It was the fifth day that I woke up on the hospital couch/bed. My hips were screaming at me as I stared at the technician who had come for the early morning blood draw. Scott was chatty with the technician which was a good sign. When she left, I got up and made my morning cup of instant coffee and tried to get my exhausted brain to figure out the morning’s Wordle puzzle.
I couldn’t get motivated. I got a second cup of coffee and was still sitting on the unmade couch/bed when the liver transplant Physician Assistant arrived. I am not sure why I felt the need to apologize for still being in my pajamas, but I did. “We are being lazy this morning,” I said. She smiled and said, “That is not a problem, you need to take it slow.” In hindsight, I lived most of my life apologizing for being lazy when I was actually anything but lazy.
At that point, Scott’s hospital room became a revolving door as teams of doctors, nurses, physical therapists, housekeeping staff, and technicians came and went in a continuous stream. At three o’clock, I was still in my pajamas and decided to give up on getting dressed. I was desperately missing my quiet mornings in the cottage, when I happened to look out the window at the the next building at a right angle to the one we were in.
And saw a large pink plastic flamingo in one of the windows.
I knew, just like hundreds of other times in my life, that God was nodding at me while I drowned in impossible situations. I was not alone.
Scott stared at me as I sobbed, “It’s a pink flamingo!” I am quite certain he thought his health crisis had tipped me over the proverbial edge at that point.
Seeing Scott’s confusion, I said, “No really, it is a pink flamingo in the window across from us. God is nodding at me and telling me that I will return to the cottage one day.”
Scott acknowledged the truth of the flamingo without being able to see it himself. He was accustomed to the bizarre ways God nodded to me.
The backstory to the pink flamingo is that it was inherited along with other more useful things when me moved into the cottage. I had placed it under the apple tree and Weber—and a random squirrel—seemed to appreciate posing beside it.



When I return to the cottage, I may need to buy more flamingos to line the rock wall.
My tears over the flamingo in the window seemed to open a dam of emotion that had been building up inside of me.

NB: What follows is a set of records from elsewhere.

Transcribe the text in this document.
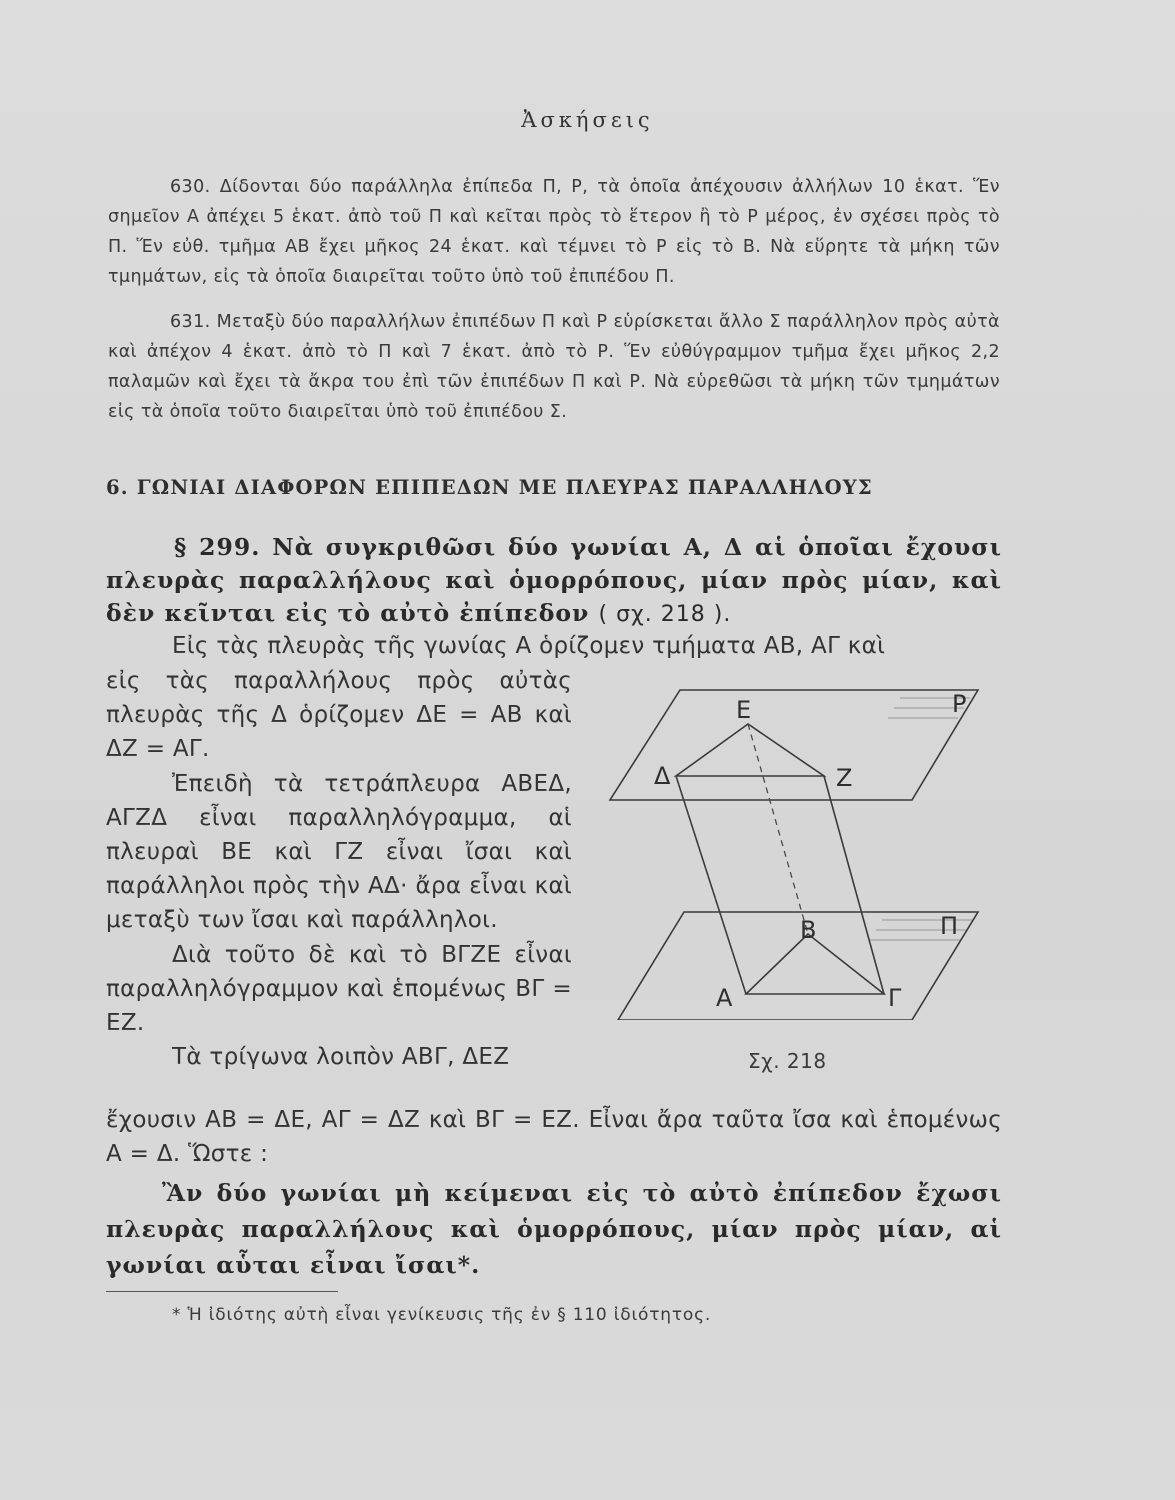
Ἀσκήσεις

630. Δίδονται δύο παράλληλα ἐπίπεδα Π, Ρ, τὰ ὁποῖα ἀπέχουσιν ἀλλήλων 10 ἑκατ. Ἕν σημεῖον Α ἀπέχει 5 ἑκατ. ἀπὸ τοῦ Π καὶ κεῖται πρὸς τὸ ἕτερον ἢ τὸ Ρ μέρος, ἐν σχέσει πρὸς τὸ Π. Ἕν εὐθ. τμῆμα ΑΒ ἔχει μῆκος 24 ἑκατ. καὶ τέμνει τὸ Ρ εἰς τὸ Β. Νὰ εὕρητε τὰ μήκη τῶν τμημάτων, εἰς τὰ ὁποῖα διαιρεῖται τοῦτο ὑπὸ τοῦ ἐπιπέδου Π.

631. Μεταξὺ δύο παραλλήλων ἐπιπέδων Π καὶ Ρ εὑρίσκεται ἄλλο Σ παράλληλον πρὸς αὐτὰ καὶ ἀπέχον 4 ἑκατ. ἀπὸ τὸ Π καὶ 7 ἑκατ. ἀπὸ τὸ Ρ. Ἕν εὐθύγραμμον τμῆμα ἔχει μῆκος 2,2 παλαμῶν καὶ ἔχει τὰ ἄκρα του ἐπὶ τῶν ἐπιπέδων Π καὶ Ρ. Νὰ εὑρεθῶσι τὰ μήκη τῶν τμημάτων εἰς τὰ ὁποῖα τοῦτο διαιρεῖται ὑπὸ τοῦ ἐπιπέδου Σ.

6. ΓΩΝΙΑΙ ΔΙΑΦΟΡΩΝ ΕΠΙΠΕΔΩΝ ΜΕ ΠΛΕΥΡΑΣ ΠΑΡΑΛΛΗΛΟΥΣ
§ 299. Νὰ συγκριθῶσι δύο γωνίαι Α, Δ αἱ ὁποῖαι ἔχουσι πλευρὰς παραλλήλους καὶ ὁμορρόπους, μίαν πρὸς μίαν, καὶ δὲν κεῖνται εἰς τὸ αὐτὸ ἐπίπεδον ( σχ. 218 ).
Εἰς τὰς πλευρὰς τῆς γωνίας Α ὁρίζομεν τμήματα ΑΒ, ΑΓ καὶ

εἰς τὰς παραλλήλους πρὸς αὐτὰς πλευρὰς τῆς Δ ὁρίζομεν ΔΕ = ΑΒ καὶ ΔΖ = ΑΓ.

Ἐπειδὴ τὰ τετράπλευρα ΑΒΕΔ, ΑΓΖΔ εἶναι παραλληλόγραμμα, αἱ πλευραὶ ΒΕ καὶ ΓΖ εἶναι ἴσαι καὶ παράλληλοι πρὸς τὴν ΑΔ· ἄρα εἶναι καὶ μεταξὺ των ἴσαι καὶ παράλληλοι.

Διὰ τοῦτο δὲ καὶ τὸ ΒΓΖΕ εἶναι παραλληλόγραμμον καὶ ἑπομένως ΒΓ = ΕΖ.

Τὰ τρίγωνα λοιπὸν ΑΒΓ, ΔΕΖ

ἔχουσιν ΑΒ = ΔΕ, ΑΓ = ΔΖ καὶ ΒΓ = ΕΖ. Εἶναι ἄρα ταῦτα ἴσα καὶ ἑπομένως Α = Δ. Ὥστε :
Ε	Ρ
Δ	Ζ
Β	Π
Α	Γ
Σχ. 218
Ἂν δύο γωνίαι μὴ κείμεναι εἰς τὸ αὐτὸ ἐπίπεδον ἔχωσι πλευρὰς παραλλήλους καὶ ὁμορρόπους, μίαν πρὸς μίαν, αἱ γωνίαι αὗται εἶναι ἴσαι*.
* Ἡ ἰδιότης αὐτὴ εἶναι γενίκευσις τῆς ἐν § 110 ἰδιότητος.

When a nurse walked in, she found me crying. I sobbed about not being able to get dressed and told her that my supply of food was gone and I wasn’t going to the café in my pajamas. The nurse hugged me and went to retrieve cheese and crackers. “This is from the nurse’s station charcuterie board,” she said.
I shared about the pink flamingo and the nurse said, “I have never seen that in the window!” That did not surprise me.
It was Nurse’s Appreciation Week and the names of those who cared for me and Scott are on this sign. What a noble profession! I will never forget the care shown to me the day God nodded with a pink flamingo.
This brought tears to my eyes.
May your future be full of flamingos!